Diante dessa situação, Mariana pediu ao reboque uma ajuda. E só assim elas conseguiram deixar aquele posto e ir em busca de um lugar mais seguro.
Não foi só dessa vez que a repórter-pilota se sentiu em uma situação inferiorizada por ser mulher.
“No rally, tinha sempre o mesmo cara que vinha antes da largada nos explicar como era para fazer. ‘Não se assusta’, ele dizia. Invariavelmente a gente passava por ele e toda vez ele explicava novamente.”
Cobertura na F1
O primeiro Grande Prêmio que Mariana cobriu foi o do Brasil ainda em 1996, quando ela ainda era novata no automobilismo. Depois disso, foi fazendo coberturas pontuais na Fórmula 1 até ser escalada para cobrir a temporada toda pela primeira vez em 2008 – bem aquela em que Felipe Massa quase ficou com o título.
“O mais legal da Fórmula 1 é quando a história se faz na sua frente. E lá em 2008 eu pude acompanhar a temporada toda do Felipe. Ele quase foi campeão do mundo, teve um fim dramático e emocionante naquela corrida final. Depois teve o acidente dele, em que eu também estava e disse pra mim mesmo: não acredito que eu vou ter que cobrir isso. Eu achava que ele tinha morrido”, contou Mariana.
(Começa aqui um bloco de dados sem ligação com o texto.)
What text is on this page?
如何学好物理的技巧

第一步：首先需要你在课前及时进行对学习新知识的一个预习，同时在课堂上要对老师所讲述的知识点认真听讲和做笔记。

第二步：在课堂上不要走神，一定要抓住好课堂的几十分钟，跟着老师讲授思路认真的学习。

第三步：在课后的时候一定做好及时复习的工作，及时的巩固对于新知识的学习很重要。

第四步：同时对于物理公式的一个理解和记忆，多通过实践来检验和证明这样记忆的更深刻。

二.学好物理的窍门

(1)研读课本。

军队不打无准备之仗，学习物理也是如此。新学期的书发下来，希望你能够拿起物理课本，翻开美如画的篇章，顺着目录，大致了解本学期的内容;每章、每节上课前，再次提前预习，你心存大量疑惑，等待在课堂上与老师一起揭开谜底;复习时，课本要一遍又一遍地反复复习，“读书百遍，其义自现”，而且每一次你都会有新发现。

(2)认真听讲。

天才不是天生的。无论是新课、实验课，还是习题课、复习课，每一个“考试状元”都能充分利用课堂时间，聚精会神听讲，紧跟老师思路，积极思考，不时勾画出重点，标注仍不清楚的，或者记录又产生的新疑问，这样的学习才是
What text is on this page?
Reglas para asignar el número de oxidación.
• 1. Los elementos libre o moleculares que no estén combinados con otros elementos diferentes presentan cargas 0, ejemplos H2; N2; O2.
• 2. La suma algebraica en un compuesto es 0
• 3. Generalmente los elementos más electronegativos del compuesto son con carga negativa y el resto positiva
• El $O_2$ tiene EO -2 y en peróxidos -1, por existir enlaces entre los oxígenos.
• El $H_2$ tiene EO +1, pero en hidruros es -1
Mas nem todos os momentos foram de agonia. A repórter teve a chance que todo brasileiro desejou após aquela fatídica ultrapassagem de Rubinho Barrichello em cima de Michael Schumacher em 2010, no GP da Hungria. O episódio foi uma certa revanche para Rubinho, que em 2002 estava liderando a corrida e acabou cedendo a ultrapassagem para o alemão para atender uma solicitação da Ferrari. Em 2010, foi a vez de a narração se completar: hoje não, hoje não, e hoje não mesmo – e o brasileiro quase acabou batendo no muro diante da reação de Schumacher, que o forçou contra a parede, sem dar espaço, mesmo vendo o rival mais rápido ao seu lado.
“Esse foi um dos momentos mais marcantes para mim. Tive o prazer de perguntar para o Schumacher: você acha que foi correto, justo, o que você fez com o Rubens? Ele respondeu daquele jeito: ‘teve espaço para ele passar, tanto que ele passou’. E depois fui falar com Rubinho, ver o que ele sentiu na hora. Todos nós brasileiros queríamos esse momento, foi uma lavada de alma”, finalizou.
Em seu trabalho no padock, Mariana conta que não costuma sofrer assédio dos pilotos ou de outros membros da F1, mas diz que já houve um tempo em que colecionava situações embaraçosas em que homens queriam explicar o que ela já estava careca de saber. “Sempre tem alguém que acha que você não sabe e quer te explicar como fazer o seu trabalho. É preciso muita paciência e jogo de cintura nessas horas”.
De qualquer forma, a repórter diz que foi no esporte onde aprendeu que desistir não é uma opção. Por isso, lá vai ela para mais uma temporada na Fórmula 1, mostrar para todos que carro e velocidade também é coisa de mulher.